福嶋伸洋『ニコの海』松籟社、2025
福嶋さんがかつて『すばる』に発表した「永遠のあとに来る最初の一日」(リンク)と、同じく『すばる』に発表した「海へ行くつもりじゃなかった」(リンク)改め「ニコの海」、これら以前に『群像』に発表した「その夏のジュジュ」を加えた3作をまとめた短編集。

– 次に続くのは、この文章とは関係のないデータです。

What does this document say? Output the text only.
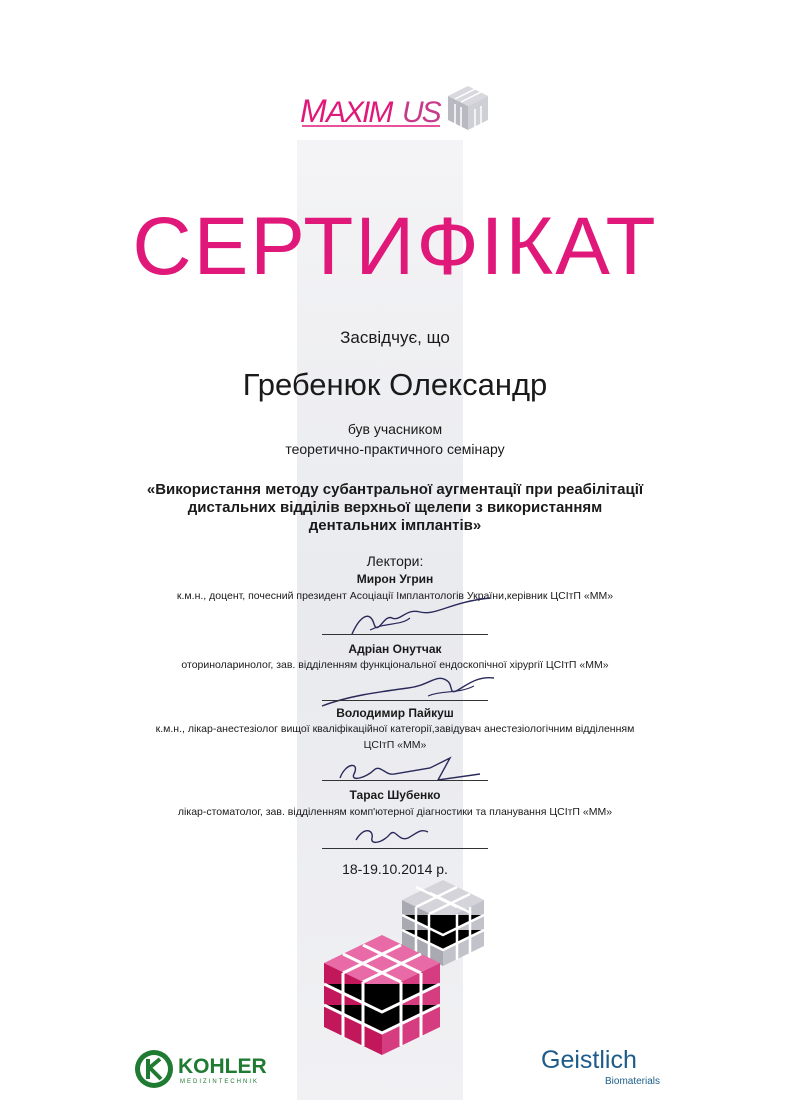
M AXIM US
СЕРТИФІКАТ
Засвідчує, що
Гребенюк Олександр
був учасником
теоретично-практичного семінару
«Використання методу субантральної аугментації при реабілітації
дистальних відділів верхньої щелепи з використанням
дентальних імплантів»
Лектори:
Мирон Угрин
к.м.н., доцент, почесний президент Асоціації Імплантологів України,керівник ЦСІтП «ММ»
Адріан Онутчак
оториноларинолог, зав. відділенням функціональної ендоскопічної хірургії ЦСІтП «ММ»
Володимир Пайкуш
к.м.н., лікар-анестезіолог вищої кваліфікаційної категорії,завідувач анестезіологічним відділенням
ЦСІтП «ММ»
Тарас Шубенко
лікар-стоматолог, зав. відділенням комп'ютерної діагностики та планування ЦСІтП «ММ»
18-19.10.2014 р.
KOHLER
MEDIZINTECHNIK
Geistlich
Biomaterials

2作についてはすでにリンク先に書いたように、雑誌掲載時に読んだ。実は「その夏のジュジュ」のことは知らなかったので、まずは、これから。ジュジュと呼ばれた本名を「最後まで知ることはなかった」日系ブラ人ル人(アフロ系)の思い出話は、むしろその後の『リオデジャネイロの雪』の後半のエッセイに連なる回想という印象だ。

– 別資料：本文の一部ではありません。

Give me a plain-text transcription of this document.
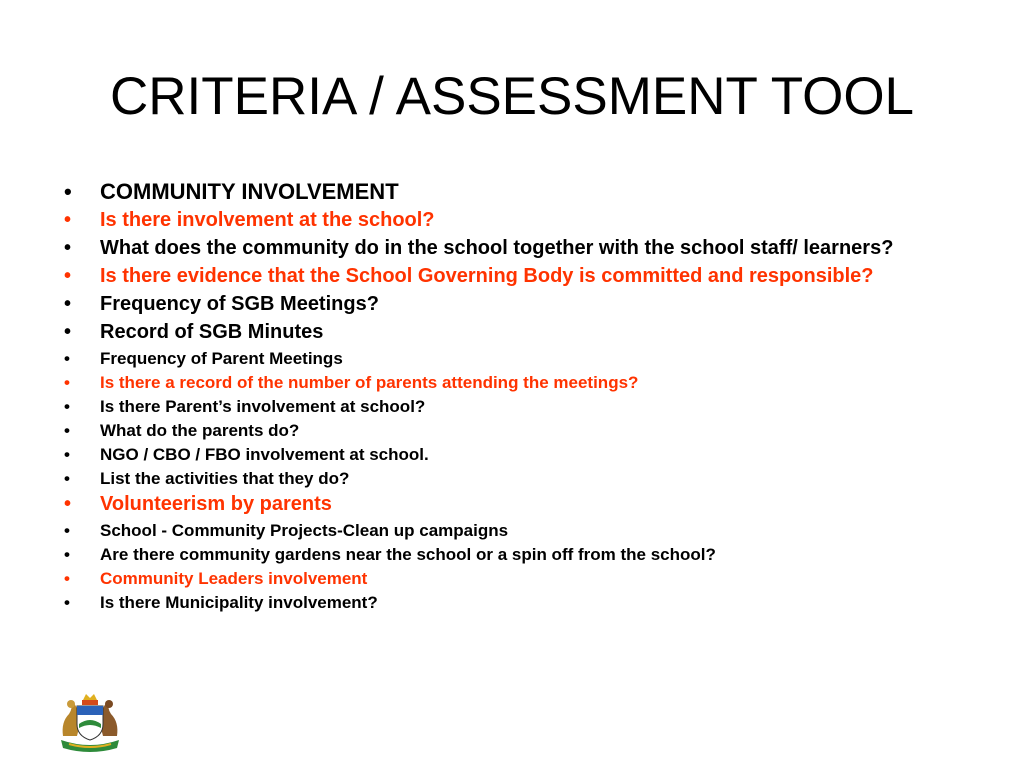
CRITERIA / ASSESSMENT TOOL
•	COMMUNITY INVOLVEMENT
•	Is there involvement at the school?
•	What does the community do in the school together with the school staff/ learners?
•	Is there evidence that the School Governing Body is committed and responsible?
•	Frequency of SGB Meetings?
•	Record of SGB Minutes
•	Frequency of Parent Meetings
•	Is there a record of the number of parents attending the meetings?
•	Is there Parent’s involvement at school?
•	What do the parents do?
•	NGO / CBO / FBO involvement at school.
•	List the activities that they do?
•	Volunteerism by parents
•	School - Community Projects-Clean up campaigns
•	Are there community gardens near the school or a spin off from the school?
•	Community Leaders involvement
•	Is there Municipality involvement?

しかし、それにしても、その「ジュジュ」と呼ばれた女性の本名を「最後まで知ることはなかった」と紹介するところが、この短編集を貫く過去への改悟の情(あるいはそれがサウダージというやつか?)を醸し出す役割を果たしている。
たとえば高校時代の思い出が中心をなす「ニコの海」では、国際交流プログラムによってアメリカ合衆国に行った「ぼく」がリサ・ローブの「ステイ」を「涼やかなアコースティックギターに透き通った声」まで憶えており、一緒に車に乗っていた高校生たちがサングラスをかけていたことまで憶えていながら、「その夏が過ぎれば二度と会うことのないアメリカの高校生といっしょに口ずさんだ」(65)と言ってしまう語り口に、同じく高校時代に「その夏が過ぎ」て二度と会わないアメリカ人高校生とひと夏を過ごした僕自身は、取り返しのつかない時間の前に感じる自身の無力に涙しないではいられない(いや、まあ、涙、は大げさだけど……)。
かつてアルバイトをしていたカフェを学位取得やブラジル留学、結婚などを経て久しぶり訪ねる別の「ぼく」(「永遠のあとに来る最初の一日」)が、すっかり変わってしまった宇田川町の街並みを「午前二時過ぎにアイスクリームを添えたフレンチトーストを食べたことがあった終夜営業のカフェや、バイト代一日分をいちどに使うこともあったレコードショップはなくなって、見慣れない店が増えていた」(9)との詠嘆を読むと、永遠なのはカフェのような建物なのか「フレンチトーストを食べたことがあった」程度のはかない思い出なのかとめまいがする。
そういえば何年か前、あの小説、まとめて単行本にすれば、と福嶋さんに話したことがあったけれども(それは僕自身がいろいろと雑誌などに書いてそのままにしている文章の数々をちゃんと本にしなければという思いがあるからだったのだが)、彼はそれを実現したということ。頭が下がる思いである。